Spécification Gamme typique Pourquoi c'est important
Puissance nominale 1,5 kW à 10 000 kW Définit le châssis du moteur et les besoins en refroidissement
Tension (stator) 380 V à 11 000 V Doit correspondre à l'offre ; la haute tension réduit les pertes dans les câbles
Tension en circuit ouvert du rotor 200 V à 1 000 V Régit la conception des banques de résistances externes
Vitesse à pleine charge 500 à 3 000 tr/min (dépend des pôles) Déterminer les exigences en matière d'accouplement de machine entraînée
Efficacité à pleine charge 92% à 95% Coût énergétique opérationnel sur la durée de vie
Facteur de puissance 0,80 à 0,87 à pleine charge Demande de puissance réactive sur le réseau d'alimentation
Classe de protection IP54 à IP65 Adéquation environnementale pour le site d’installation

Priorités de maintenance pour les moteurs à induction à rotor bobiné

Le seul véritable inconvénient du moteur bobiné par rapport à une conception à cage d'écureuil est son obligation d'entretien sur l'ensemble bague collectrice et balais. Un régime d'inspection structuré élimine la plupart des modes de défaillance avant qu'ils n'entraînent des temps d'arrêt.

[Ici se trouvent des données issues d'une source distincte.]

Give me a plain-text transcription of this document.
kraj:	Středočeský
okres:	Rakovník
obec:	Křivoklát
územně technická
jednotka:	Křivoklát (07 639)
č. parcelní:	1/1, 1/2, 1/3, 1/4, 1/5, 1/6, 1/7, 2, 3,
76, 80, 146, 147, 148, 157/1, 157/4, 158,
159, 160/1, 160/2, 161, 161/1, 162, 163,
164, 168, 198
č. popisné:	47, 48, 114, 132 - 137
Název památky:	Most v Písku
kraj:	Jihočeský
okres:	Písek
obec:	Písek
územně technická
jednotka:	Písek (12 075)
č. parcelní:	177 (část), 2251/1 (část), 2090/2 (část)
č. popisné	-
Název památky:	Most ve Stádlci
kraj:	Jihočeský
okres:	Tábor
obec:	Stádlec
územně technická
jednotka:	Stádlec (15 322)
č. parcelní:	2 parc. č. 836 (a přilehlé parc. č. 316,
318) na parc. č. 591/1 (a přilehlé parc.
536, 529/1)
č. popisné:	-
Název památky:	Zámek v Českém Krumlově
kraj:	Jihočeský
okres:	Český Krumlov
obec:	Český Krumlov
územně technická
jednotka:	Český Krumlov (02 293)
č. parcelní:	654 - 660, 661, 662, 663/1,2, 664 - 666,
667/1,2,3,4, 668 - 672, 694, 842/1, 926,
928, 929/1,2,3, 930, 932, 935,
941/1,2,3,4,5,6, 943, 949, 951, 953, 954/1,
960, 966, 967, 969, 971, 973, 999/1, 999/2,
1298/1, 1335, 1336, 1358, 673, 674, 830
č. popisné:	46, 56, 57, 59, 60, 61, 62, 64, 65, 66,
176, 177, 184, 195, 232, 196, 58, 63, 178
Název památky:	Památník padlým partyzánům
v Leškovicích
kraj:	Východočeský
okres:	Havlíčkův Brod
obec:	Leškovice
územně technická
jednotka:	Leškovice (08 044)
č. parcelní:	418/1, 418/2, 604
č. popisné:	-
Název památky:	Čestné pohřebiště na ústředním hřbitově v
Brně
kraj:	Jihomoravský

Composant Intervalle d'inspection Action Signe d'échec à surveiller
Balais de charbon Toutes les 2 000 heures ou tous les trimestres Mesurez la longueur de la brosse - remplacez-la à 50 % d'usure (généralement inférieure à 20 mm) Étincelles, broutage des pinceaux, usure inégale
Bagues collectrices Toutes les 4 000 heures ou semestriellement Mesurer le diamètre de l'anneau -- réaffûter si le faux-rond dépasse 0,05 mm Rainures, méplats, décoloration due à l'arc
Ressorts de brosse Annuellement Vérifier la pression du ressort 15 à 25 kPa avec un manomètre Une pression réduite provoque des arcs électriques et une rupture du film
Banques de résistance externes Annuellement Inspecter les résistances de grille pour déceler des fissures, nettoyer les isolants Couple de pas inégal, surchauffe au démarrage
Isolation des enroulements du rotor Tous les 2 ans ou après un événement de panne Test de résistance d'isolement - minimum 10 Mohm à 500 V DC Courants de phase asymétriques, vibrations au démarrage
Roulements Par programme de surveillance des vibrations Lubrifier selon les spécifications OEM – généralement toutes les 2 000 à 3 000 heures. Vibrations élevées, augmentation de la température au niveau du boîtier de roulement

Les usines exploitant des moteurs à rotor bobiné en service intensif continu - comme les broyeurs à concentration fonctionnant 24 heures sur 24 - stockent généralement un jeu de brosses préinstallées et un ensemble porte-balais de rechange pour permettre le remplacement des brosses en moins de 30 minutes sans arrêt prolongé. L’état du film de brosse (patine) sur la surface de la bague collectrice est aussi important que la longueur de la brosse : un film de carbone correctement formé réduit la friction et la résistance de contact ; son absence après un nettoyage agressif est une source fréquente d'étincelles qui endommagent les surfaces des anneaux.